To retrieve a file from the cluster, you can right click on it and choose the Download option. Please refers to MobaXterm documentation for more informations on the available features.


SSH agent

If you are tired of typing your passphrase, use ssh-agent to load your private key

(laptop)$> ssh-add ~/.ssh/id_rsa
Enter passphrase for ~/.ssh/id_rsa:           # <-- enter your passphrase here
Identity added: ~/.ssh/id_rsa (<login>@<hostname>)

(laptop)$> ssh-add ~/.ssh/id_ed25519
Enter passphrase for ~/.ssh/id_ed25519:       # <-- enter your passphrase here
Identity added: ~/.ssh/id_ed25519 (<login>@<hostname>)

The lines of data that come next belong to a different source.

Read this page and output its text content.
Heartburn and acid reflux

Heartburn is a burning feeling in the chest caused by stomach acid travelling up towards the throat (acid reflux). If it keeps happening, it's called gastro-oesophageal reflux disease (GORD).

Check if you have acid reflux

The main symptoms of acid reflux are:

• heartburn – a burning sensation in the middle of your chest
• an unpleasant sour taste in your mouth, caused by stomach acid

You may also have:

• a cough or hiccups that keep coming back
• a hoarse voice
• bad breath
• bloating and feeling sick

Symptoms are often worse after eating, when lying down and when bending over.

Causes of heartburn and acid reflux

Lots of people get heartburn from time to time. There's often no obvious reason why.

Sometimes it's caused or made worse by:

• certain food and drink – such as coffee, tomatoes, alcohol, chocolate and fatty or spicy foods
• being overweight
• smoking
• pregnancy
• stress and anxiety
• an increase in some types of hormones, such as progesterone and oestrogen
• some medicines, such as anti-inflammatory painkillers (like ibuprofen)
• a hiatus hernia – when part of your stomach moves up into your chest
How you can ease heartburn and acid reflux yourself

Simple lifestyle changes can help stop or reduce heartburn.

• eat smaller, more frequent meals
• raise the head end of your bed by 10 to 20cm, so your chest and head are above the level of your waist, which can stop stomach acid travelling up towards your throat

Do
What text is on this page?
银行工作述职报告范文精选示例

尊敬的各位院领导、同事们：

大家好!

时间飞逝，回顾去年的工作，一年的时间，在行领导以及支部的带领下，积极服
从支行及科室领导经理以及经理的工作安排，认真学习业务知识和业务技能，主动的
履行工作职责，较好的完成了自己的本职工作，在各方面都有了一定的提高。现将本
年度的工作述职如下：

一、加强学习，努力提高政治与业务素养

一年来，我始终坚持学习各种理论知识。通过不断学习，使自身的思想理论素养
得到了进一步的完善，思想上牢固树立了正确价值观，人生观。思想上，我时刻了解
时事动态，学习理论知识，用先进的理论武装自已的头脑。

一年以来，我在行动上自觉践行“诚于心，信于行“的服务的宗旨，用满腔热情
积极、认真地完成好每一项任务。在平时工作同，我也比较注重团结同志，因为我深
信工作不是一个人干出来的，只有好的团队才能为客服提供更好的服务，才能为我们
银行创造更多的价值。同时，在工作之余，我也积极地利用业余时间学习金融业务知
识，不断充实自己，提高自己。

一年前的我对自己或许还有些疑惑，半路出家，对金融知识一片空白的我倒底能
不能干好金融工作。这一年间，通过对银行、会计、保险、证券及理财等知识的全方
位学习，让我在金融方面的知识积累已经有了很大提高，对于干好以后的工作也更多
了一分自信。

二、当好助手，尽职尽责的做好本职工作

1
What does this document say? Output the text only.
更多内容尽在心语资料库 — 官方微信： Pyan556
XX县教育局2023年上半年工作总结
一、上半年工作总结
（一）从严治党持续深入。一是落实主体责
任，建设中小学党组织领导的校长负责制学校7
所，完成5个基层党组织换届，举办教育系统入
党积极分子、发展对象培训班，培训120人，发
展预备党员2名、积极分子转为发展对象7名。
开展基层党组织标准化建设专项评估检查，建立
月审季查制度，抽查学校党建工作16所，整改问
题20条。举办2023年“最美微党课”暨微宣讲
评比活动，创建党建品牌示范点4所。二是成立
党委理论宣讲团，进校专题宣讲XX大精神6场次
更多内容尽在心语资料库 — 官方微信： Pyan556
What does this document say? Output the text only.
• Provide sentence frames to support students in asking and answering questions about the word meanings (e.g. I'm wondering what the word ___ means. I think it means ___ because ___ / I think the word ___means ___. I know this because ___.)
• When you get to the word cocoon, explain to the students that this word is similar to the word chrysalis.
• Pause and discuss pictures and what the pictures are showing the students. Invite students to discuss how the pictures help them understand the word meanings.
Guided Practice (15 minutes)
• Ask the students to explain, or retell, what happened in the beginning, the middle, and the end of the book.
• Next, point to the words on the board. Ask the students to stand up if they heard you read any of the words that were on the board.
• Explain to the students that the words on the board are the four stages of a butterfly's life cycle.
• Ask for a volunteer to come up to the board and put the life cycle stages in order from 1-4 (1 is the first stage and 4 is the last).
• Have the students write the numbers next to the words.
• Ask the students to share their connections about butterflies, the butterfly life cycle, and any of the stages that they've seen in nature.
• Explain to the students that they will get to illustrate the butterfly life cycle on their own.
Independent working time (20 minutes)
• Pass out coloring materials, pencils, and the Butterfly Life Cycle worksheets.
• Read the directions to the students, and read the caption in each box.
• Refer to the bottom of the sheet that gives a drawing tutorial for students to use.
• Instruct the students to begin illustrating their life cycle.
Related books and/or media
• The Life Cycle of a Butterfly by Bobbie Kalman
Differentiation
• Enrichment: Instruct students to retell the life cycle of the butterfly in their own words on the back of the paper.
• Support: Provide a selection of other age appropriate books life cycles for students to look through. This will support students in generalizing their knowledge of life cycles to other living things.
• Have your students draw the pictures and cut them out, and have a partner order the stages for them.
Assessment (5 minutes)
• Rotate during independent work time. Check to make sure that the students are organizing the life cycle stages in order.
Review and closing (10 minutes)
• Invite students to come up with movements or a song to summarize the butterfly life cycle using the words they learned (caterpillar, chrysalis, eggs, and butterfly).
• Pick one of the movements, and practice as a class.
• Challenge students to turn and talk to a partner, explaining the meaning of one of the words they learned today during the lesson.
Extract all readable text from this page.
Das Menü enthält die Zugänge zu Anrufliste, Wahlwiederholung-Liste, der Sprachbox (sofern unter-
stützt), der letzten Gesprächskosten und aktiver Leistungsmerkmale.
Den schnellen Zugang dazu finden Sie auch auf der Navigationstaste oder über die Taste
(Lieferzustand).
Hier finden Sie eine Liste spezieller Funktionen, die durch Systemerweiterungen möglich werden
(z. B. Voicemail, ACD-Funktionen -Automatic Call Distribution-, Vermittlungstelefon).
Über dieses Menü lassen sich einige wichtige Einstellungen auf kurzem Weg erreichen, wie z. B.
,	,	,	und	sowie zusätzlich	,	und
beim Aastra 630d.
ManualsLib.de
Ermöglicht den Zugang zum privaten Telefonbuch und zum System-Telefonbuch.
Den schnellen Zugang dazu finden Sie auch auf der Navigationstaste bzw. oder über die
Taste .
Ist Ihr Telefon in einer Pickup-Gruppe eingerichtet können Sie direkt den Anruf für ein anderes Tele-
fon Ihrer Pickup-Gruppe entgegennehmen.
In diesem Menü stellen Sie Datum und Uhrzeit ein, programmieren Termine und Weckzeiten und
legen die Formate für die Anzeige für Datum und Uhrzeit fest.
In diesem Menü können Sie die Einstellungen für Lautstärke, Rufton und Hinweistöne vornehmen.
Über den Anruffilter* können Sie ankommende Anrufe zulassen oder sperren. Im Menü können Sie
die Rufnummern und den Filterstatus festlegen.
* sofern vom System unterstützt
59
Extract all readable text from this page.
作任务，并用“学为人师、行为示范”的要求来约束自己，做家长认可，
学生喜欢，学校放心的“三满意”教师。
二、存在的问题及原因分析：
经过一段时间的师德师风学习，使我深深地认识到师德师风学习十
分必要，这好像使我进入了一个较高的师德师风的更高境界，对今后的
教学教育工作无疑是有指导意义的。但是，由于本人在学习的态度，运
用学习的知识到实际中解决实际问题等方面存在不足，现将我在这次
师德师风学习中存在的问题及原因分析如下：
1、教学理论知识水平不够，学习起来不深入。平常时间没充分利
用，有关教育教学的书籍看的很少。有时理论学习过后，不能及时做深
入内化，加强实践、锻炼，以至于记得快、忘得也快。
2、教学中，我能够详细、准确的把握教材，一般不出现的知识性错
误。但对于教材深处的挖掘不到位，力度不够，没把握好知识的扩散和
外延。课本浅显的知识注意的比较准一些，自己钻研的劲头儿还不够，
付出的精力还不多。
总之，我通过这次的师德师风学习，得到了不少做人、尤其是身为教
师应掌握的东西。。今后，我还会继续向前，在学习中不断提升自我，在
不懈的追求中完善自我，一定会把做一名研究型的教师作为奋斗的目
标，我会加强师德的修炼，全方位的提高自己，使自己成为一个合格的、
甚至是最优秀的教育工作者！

On Ubuntu/WSL, if you experience issues when using ssh-add, you should install the keychain package and use it as follows (eventually add it to your ~/.profile):

# Installation
(laptop)$> sudo apt install keychain

# Save your passphrase
/usr/bin/keychain --nogui ~/.ssh/id_ed25519    # (eventually) repeat with ~/.ssh/id_rsa
# Load the agent in your shell
source ~/.keychain/$(hostname)-sh

You are encouraged to ALWAYS simplify the SSH connections by embedding them in a dedicated Host entry, allowing to connect to your remote servers with

    ssh [-F <path/to/config>] <name>
# Now you can connect transparently to both instances
(laptop)$> ssh -F ~/.ssh/config iris-cluster
Welcome to access1.iris-cluster.uni.lux
[...]
[yourlogin@access1 ~]$ logout    # OR CTRL-D

(laptop)$> ssh -F ~/.ssh/config aion-cluster
Welcome to access1.aion-cluster.uni.lux
[...]
[yourlogin@access1 ~]$ logout    # OR CTRL-D

SOCKS 5 Proxy plugin (Optional)

Many Data Analytics framework involves a web interface (at the level of the master and/or the workers) you probably want to access in a relative transparent way.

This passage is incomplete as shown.